1. https://simplex.chat/

  • > Hi Mom, please install this peer to peer dark net chat to talk to me in the future, thanks Oh honey, why don't we just use iMessage instead. Thx bye.

    • I have been successful in getting non-technical people onto Signal. As far as a technical product goes, Signal is kindof shit (among other things: no support for non-Debian-based Linux forcing users to use sketchy third party repos when they are a massive target for backdoors, really shitty UX for backups), but it gets the job done and seems to have robust encryption from what other people say (I am not qualified to evaluate this myself).

      If a P2P solution that solved the aforementioned Signal issues were to have excellent UX, then that could probably work.

      Lastly, what counts as "excellent UX" for technical and non-technical people seems to differ. For example, I consider Discord and Slack to be quite intuitive and easy to use, but multiple technical people have expressed to me that they find it to be very confusing and that they prefer other solutions, such as GroupMe in one example. To me, GroupMe shoving the SMS paradigm into something that's fundamentally not SMS is more confusing and poor UX, but to these non-technical people that seems easy. I suspect that Signal's shortcomings that I perceive are an example of this: making UX trade-offs that work great for non-technical people but are less good for technical people. I'm not sure what these specific UX trade-offs are, but I suspect that it's something akin to having a conceptually sound underlying model (like Discord or Slack servers/workspaces and channels), versus having really obvious "CLICK HERE TO NOT FUSS" buttons like GroupMe, while having graceful failures for non-technical users that can't even figure that out (like just pretending to be SMS in GroupMe's case if you can't figure out how to install an app, or don't want to put that effort in, something that many people know how to use).
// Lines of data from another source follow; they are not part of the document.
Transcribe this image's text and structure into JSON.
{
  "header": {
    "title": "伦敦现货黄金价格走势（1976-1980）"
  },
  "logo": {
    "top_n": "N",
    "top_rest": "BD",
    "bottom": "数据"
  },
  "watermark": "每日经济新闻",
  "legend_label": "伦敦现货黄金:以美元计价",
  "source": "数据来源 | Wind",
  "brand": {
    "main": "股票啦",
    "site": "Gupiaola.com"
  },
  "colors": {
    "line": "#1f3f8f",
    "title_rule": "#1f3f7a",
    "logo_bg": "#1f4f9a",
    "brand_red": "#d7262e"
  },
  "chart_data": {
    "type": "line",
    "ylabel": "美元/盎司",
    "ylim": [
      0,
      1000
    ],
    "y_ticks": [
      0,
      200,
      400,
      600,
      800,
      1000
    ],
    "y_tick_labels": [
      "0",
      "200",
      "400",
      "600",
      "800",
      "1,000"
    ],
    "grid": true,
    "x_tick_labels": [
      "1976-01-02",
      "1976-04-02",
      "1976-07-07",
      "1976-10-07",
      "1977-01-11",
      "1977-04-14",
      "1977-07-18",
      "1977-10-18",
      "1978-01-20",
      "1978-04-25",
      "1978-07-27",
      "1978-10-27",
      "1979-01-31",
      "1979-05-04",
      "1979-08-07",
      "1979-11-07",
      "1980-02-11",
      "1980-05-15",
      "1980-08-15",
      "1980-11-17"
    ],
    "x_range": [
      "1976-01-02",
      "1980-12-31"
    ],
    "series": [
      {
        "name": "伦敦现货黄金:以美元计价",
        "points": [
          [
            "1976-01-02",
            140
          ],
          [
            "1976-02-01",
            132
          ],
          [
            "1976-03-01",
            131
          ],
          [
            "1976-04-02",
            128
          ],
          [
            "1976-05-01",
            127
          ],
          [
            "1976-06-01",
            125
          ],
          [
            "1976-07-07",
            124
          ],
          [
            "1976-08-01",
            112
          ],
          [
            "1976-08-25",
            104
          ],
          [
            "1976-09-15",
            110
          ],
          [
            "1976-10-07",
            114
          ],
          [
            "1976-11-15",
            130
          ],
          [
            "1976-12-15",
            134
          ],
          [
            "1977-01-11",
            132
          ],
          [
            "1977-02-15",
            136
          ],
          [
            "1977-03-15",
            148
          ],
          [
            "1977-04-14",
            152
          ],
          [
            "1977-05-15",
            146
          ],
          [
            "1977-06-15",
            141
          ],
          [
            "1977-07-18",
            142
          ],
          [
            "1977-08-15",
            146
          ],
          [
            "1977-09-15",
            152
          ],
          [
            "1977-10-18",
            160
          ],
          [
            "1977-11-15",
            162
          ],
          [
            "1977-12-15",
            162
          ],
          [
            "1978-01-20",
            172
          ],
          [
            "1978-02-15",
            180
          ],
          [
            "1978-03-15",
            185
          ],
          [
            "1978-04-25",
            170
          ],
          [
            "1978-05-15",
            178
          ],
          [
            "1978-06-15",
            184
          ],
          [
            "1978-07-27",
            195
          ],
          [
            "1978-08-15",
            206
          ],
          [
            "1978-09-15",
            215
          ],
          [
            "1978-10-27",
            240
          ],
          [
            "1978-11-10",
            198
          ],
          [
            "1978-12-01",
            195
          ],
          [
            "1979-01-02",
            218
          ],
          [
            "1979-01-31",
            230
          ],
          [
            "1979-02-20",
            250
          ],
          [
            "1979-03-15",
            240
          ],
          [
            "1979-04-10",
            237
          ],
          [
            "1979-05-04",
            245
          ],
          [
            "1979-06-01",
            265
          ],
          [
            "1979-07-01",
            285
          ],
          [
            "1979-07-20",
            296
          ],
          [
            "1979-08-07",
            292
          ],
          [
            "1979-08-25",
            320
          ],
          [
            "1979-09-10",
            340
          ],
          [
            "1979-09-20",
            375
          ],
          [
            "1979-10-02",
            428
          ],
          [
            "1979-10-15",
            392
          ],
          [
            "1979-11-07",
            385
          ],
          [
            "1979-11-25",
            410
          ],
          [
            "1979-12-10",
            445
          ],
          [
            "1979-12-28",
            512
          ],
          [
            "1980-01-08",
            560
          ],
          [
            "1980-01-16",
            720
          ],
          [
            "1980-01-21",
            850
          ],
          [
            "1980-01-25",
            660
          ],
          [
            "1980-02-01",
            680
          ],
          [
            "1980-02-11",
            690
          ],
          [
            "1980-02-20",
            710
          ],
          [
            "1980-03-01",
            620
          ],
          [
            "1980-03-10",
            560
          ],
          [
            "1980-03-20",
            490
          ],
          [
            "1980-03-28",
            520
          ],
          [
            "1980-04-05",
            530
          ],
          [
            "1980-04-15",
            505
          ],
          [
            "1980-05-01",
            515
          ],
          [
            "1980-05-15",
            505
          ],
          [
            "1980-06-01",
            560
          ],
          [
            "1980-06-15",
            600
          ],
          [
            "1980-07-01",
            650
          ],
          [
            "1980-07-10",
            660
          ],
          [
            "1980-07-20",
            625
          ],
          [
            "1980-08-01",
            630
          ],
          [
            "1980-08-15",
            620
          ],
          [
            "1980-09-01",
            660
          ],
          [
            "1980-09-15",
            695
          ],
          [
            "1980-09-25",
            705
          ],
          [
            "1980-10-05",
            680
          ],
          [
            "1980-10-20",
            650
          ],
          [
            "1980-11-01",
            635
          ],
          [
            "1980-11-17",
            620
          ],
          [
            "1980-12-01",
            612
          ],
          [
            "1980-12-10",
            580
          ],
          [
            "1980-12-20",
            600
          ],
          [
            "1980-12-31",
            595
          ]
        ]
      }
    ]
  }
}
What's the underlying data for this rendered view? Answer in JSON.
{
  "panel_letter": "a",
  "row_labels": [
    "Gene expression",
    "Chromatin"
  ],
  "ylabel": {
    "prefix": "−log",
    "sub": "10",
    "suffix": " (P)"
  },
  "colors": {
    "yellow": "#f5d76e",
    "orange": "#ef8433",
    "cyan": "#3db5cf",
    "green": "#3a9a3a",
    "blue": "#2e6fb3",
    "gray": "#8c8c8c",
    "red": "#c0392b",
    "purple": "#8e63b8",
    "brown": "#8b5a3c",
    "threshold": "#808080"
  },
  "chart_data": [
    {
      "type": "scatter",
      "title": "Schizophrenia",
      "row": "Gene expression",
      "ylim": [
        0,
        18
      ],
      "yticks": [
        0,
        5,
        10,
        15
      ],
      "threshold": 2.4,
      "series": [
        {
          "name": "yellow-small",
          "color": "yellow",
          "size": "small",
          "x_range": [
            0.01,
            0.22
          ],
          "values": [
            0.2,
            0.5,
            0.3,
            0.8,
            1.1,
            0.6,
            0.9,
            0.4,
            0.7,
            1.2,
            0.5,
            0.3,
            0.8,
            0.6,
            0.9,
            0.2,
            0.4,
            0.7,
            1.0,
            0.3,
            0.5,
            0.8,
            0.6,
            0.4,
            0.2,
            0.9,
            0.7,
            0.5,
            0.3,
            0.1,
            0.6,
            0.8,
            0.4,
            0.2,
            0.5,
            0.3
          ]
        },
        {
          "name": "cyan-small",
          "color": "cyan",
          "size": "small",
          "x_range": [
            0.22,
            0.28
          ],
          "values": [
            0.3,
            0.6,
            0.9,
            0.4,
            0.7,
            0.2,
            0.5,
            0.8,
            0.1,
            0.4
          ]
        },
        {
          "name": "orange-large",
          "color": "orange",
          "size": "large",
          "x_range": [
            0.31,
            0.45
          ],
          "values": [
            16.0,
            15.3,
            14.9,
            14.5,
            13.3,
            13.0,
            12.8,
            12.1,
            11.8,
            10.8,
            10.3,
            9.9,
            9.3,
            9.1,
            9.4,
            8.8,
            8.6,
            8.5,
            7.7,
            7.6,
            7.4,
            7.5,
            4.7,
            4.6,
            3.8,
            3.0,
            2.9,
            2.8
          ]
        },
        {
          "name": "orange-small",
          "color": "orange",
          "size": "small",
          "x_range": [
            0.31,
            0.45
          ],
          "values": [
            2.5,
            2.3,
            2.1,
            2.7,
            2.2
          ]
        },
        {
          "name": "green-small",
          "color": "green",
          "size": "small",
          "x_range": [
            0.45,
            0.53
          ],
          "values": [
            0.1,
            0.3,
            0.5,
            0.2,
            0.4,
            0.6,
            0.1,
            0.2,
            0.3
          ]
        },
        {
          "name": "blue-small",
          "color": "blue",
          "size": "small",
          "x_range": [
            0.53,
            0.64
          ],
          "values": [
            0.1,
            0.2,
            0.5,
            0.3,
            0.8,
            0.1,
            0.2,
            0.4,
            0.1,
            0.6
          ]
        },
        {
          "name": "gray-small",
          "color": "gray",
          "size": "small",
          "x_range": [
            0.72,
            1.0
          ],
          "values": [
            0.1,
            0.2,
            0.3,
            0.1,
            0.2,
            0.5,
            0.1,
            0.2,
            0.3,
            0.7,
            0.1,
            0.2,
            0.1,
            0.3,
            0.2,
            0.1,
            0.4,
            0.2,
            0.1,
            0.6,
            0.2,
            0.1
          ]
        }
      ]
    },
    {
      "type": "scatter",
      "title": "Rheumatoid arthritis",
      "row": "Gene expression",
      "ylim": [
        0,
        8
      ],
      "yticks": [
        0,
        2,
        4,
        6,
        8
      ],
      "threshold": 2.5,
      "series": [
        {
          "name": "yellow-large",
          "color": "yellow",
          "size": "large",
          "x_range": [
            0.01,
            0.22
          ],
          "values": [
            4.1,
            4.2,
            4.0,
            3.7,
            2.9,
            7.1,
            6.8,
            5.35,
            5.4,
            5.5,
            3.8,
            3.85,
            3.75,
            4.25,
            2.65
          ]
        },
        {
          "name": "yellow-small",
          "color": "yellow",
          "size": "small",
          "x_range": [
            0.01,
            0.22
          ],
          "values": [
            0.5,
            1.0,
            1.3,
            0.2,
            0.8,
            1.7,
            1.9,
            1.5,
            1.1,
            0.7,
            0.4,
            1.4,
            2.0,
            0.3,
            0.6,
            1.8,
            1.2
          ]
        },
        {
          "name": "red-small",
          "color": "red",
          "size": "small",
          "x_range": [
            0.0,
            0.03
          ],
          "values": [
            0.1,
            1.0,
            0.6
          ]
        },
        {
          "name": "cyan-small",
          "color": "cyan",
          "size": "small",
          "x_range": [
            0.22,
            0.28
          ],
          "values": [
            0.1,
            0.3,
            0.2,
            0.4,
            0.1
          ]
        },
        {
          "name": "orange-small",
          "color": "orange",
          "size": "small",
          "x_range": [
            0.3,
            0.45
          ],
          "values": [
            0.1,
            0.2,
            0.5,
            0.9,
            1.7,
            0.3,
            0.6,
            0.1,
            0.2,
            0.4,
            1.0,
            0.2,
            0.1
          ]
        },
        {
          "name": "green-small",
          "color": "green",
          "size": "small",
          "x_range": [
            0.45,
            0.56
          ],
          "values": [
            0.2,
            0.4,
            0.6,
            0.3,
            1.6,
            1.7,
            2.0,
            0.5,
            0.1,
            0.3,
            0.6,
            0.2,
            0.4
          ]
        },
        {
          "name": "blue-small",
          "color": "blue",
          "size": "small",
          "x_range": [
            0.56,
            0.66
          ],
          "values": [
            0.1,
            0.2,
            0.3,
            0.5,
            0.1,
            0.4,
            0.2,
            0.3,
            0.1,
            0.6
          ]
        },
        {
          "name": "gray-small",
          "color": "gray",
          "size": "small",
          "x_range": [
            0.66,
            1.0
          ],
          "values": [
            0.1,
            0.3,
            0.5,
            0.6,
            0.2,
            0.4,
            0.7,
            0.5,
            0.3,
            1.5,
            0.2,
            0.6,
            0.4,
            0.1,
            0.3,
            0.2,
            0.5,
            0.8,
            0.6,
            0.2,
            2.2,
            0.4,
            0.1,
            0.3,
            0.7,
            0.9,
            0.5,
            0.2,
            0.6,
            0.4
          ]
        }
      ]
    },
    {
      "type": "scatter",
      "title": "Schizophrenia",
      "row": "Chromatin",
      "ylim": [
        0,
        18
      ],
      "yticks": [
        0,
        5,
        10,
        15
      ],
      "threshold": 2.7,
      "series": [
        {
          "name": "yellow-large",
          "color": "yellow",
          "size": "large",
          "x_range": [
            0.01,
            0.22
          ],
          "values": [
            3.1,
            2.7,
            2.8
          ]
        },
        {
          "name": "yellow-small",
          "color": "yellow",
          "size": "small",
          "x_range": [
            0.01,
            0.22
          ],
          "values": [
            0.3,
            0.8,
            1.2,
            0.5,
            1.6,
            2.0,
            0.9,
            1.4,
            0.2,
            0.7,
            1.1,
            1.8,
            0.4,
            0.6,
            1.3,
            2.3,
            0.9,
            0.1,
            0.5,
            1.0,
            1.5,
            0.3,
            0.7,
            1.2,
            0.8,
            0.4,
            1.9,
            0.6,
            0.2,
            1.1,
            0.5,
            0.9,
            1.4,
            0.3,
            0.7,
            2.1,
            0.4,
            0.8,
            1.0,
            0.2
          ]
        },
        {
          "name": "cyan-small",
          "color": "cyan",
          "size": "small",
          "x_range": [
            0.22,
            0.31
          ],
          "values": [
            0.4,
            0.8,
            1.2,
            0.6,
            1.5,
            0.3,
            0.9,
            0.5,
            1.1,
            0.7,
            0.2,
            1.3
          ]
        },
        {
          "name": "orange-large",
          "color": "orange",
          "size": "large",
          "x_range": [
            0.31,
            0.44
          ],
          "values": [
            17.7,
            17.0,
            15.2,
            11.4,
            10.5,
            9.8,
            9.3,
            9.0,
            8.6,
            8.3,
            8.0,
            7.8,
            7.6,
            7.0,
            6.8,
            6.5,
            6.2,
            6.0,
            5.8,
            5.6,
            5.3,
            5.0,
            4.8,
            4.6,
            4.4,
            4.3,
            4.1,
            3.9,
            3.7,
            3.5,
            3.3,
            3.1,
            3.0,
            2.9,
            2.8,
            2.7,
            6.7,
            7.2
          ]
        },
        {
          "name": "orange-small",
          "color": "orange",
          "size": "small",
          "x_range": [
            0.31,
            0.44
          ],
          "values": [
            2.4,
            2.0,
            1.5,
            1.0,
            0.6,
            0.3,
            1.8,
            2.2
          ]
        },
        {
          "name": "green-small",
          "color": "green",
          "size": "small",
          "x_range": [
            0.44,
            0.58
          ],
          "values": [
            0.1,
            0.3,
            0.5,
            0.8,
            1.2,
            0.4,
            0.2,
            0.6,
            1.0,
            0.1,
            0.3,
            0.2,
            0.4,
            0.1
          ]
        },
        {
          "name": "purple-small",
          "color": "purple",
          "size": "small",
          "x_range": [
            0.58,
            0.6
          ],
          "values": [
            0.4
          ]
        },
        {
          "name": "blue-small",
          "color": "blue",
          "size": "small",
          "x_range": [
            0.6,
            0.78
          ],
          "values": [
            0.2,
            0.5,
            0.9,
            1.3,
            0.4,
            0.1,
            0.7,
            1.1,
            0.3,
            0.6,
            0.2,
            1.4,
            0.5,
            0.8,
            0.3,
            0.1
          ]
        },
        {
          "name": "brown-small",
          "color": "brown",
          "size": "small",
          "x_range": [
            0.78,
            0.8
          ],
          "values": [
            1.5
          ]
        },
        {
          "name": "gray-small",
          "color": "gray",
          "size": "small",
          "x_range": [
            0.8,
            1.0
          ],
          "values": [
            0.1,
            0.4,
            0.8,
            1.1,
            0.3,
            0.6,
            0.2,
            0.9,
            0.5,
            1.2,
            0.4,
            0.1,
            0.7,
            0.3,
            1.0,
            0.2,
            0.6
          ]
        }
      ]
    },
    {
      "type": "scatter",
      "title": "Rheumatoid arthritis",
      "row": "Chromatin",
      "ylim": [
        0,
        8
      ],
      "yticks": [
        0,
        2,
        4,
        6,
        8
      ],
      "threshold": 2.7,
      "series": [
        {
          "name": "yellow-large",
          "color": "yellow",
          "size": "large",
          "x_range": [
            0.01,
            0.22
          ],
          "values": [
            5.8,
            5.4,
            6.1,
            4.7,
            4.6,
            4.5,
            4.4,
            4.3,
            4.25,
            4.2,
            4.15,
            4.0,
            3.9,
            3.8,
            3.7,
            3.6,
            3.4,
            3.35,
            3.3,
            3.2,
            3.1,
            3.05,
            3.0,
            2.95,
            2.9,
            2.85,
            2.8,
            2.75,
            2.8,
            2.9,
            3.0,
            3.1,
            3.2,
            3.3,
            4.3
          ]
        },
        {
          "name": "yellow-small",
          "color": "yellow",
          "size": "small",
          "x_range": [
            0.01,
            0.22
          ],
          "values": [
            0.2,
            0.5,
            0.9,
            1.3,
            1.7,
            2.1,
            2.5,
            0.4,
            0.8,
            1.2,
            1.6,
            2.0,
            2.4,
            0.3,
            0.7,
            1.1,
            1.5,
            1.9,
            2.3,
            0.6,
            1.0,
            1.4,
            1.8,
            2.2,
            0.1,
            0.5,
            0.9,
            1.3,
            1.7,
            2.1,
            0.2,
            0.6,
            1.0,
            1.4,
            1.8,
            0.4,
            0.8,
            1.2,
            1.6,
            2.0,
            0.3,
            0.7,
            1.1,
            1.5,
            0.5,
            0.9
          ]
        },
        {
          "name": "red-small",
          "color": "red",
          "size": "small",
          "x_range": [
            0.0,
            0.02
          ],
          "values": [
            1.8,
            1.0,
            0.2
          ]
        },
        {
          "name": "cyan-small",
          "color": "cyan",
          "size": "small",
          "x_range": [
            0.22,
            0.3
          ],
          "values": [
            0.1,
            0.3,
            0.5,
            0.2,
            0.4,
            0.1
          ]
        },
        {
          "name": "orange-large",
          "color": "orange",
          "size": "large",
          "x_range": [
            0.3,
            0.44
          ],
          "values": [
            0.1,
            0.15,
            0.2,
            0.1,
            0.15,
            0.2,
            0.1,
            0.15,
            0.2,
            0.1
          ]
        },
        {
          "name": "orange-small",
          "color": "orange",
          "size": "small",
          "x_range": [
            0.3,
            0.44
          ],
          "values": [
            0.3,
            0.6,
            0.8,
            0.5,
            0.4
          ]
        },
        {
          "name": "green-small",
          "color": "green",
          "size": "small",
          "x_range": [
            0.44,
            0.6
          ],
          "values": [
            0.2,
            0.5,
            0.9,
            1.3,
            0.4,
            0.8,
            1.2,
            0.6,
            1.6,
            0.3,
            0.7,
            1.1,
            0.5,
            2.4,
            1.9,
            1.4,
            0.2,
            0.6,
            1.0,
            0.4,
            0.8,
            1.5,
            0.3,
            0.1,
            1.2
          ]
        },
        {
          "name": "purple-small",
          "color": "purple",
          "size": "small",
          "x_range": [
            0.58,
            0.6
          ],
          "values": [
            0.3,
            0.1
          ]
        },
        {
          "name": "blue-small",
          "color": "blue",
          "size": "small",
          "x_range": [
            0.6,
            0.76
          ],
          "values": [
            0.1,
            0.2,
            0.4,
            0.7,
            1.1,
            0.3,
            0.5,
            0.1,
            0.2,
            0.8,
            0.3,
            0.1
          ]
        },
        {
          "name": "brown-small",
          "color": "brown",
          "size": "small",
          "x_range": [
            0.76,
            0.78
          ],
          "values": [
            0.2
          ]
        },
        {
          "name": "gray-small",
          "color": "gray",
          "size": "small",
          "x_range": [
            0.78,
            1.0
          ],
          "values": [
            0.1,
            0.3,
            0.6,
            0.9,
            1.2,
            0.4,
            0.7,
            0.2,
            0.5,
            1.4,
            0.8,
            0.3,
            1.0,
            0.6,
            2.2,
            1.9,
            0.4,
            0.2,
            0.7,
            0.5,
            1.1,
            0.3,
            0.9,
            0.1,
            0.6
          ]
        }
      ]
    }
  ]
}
    • Whet nerds perpetually don't understand, is that regular people hate the apps that nerds love, which are largely apps made by nerds who hate the apps that normal people love.

    • My (very non-technical) 70 year old mom was actually happy to use Element because it has a nice desktop client, so she can more easily type and see pictures than on her phone screen. Simplex Chat would have worked for her as well.

Exactly this

But people like to sensationalize stuff

This is less worse than the original proposal

Oh and honestly game chat rooms should not be private.

(of course personal 1:1 messages should)

  • This achieves every goal the original proposal achieved, except the wording is sneakier.

    Services are obligated to do risk analysis and take appropriate safety precautions against high risk actions. High risk actions include "anonymous accounts", "uploading media", and of course "encrypted messages".

    The moment they catch the next random pedo, every messenger app on their phone will be tasked with explaining why they didn't do enough to stop the pedo. They'd better get their business together next time, because otherwise they might be held liable!

    There's no law that says you have to hand over arbitrary data to the police without a warrant but when Telegrams shady owner landed in france, he was locked up until his company pledged to "work together with police better".

    Don't be fooled by pretty words, none of this optional stuff is optional for any messenger the government doesn't already have the ability to read along with.